The New Economics Foundation found that lone parents, pensioners and families caring for disabled relatives will be hit the hardest by increasing bills, and that the poorest will lose the largest proportion of their incomes to fuel bills. National Energy Action estimates that 6 million—6 million—UK households will be living in fuel poverty by April, a 50% increase from 2021. Resolution Foundation research shows that on average families will be £1,200 worse off in April and that fuel stress will dramatically increase from April due the higher energy price cap. New Joseph Rowntree Foundation analysis also warns that the energy price cap will have a harsher impact on the poorest families, who will spend on average 18% of their income after housing costs on energy bills after April. Minister, people cannot cope with those increases. The Government must act.

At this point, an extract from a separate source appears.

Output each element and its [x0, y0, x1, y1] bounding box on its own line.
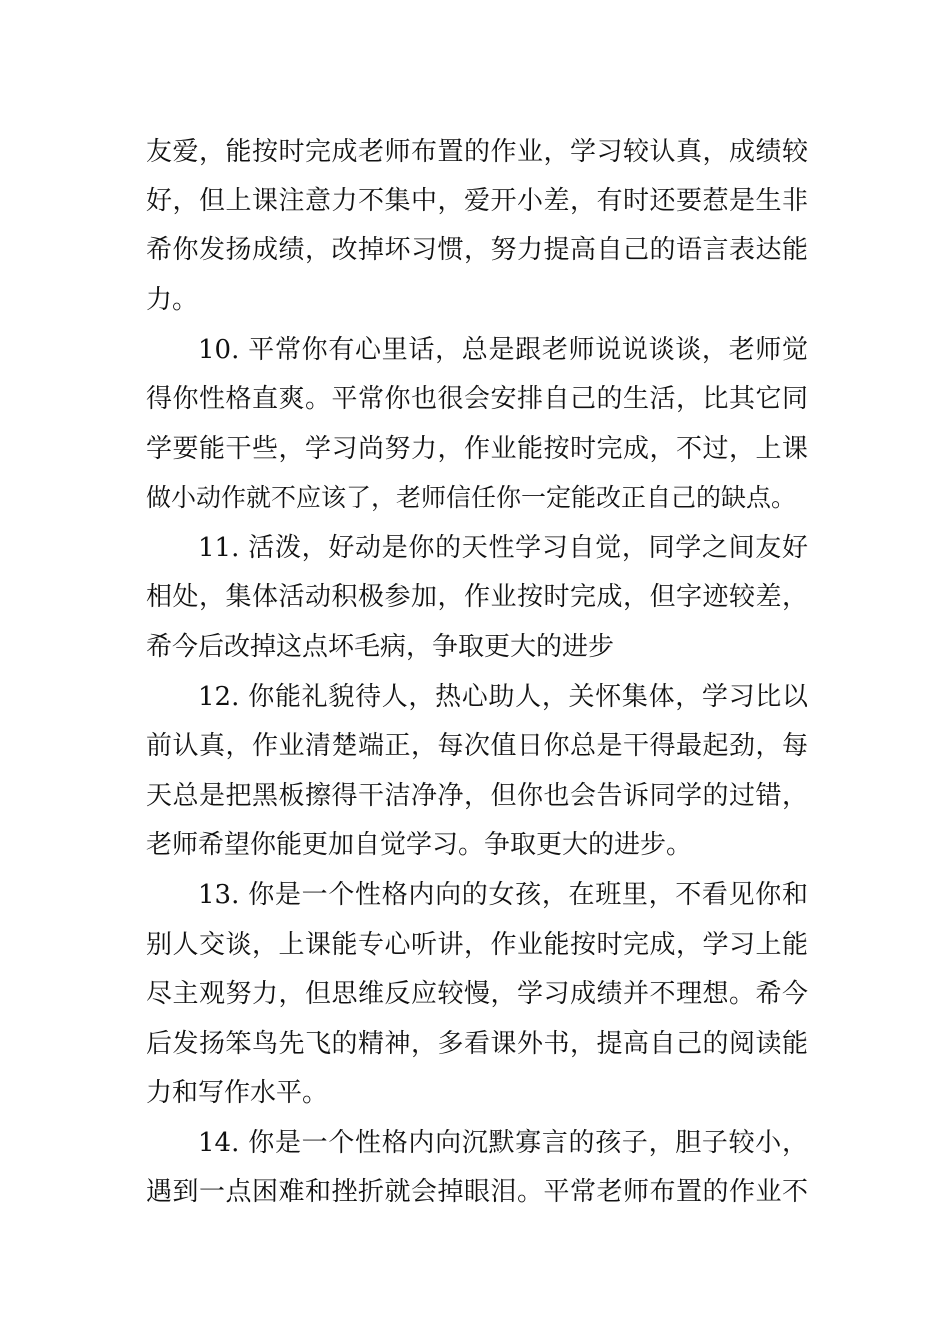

The reality is that poverty kills people: quickly and slowly, painfully and miserably. It stunts life chances and its effects endure. It is clearer every day that this UK Government, this Prime Minister, this Chancellor and this Minister in front of us today have the powers to tackle this, but not the will. They have the resources and the wealth, should they choose to use them. We can only conclude by their inaction that they have no interest in ending poverty—none whatsoever. Lord Agnew showed some courage—more courage than anybody on the Government Benches here—by resigning over the fraudulent misuse of bounce back loans: further billions to the amount they have allowed fraudsters to walk out the door with, including £4.3 billion from the covid support schemes alone, while so many were completely excluded from UK Government support. That incompetence is not new. According to Best for Britain, a total of £19.3 billion has been wasted by the Prime Minister since he came to power—all that while the Tories play their political games, shifting the blame for tax rises, filling suitcases full of booze, and ducking questions about lies and parties.
People are freezing and people are starving, not in some Dickensian dystopia but right now, on these islands. Tackling the Tory cost of living crisis is a matter of urgency and lives depend on it. The UK already has the worst levels of poverty of any polity in north-west Europe and the highest levels of in-work poverty this century. Only independence will allow us to recalibrate our economy to support and invest in those who have the least, rather than to reward those who already have the most. I urge all Members with sense and compassion to support our motion today.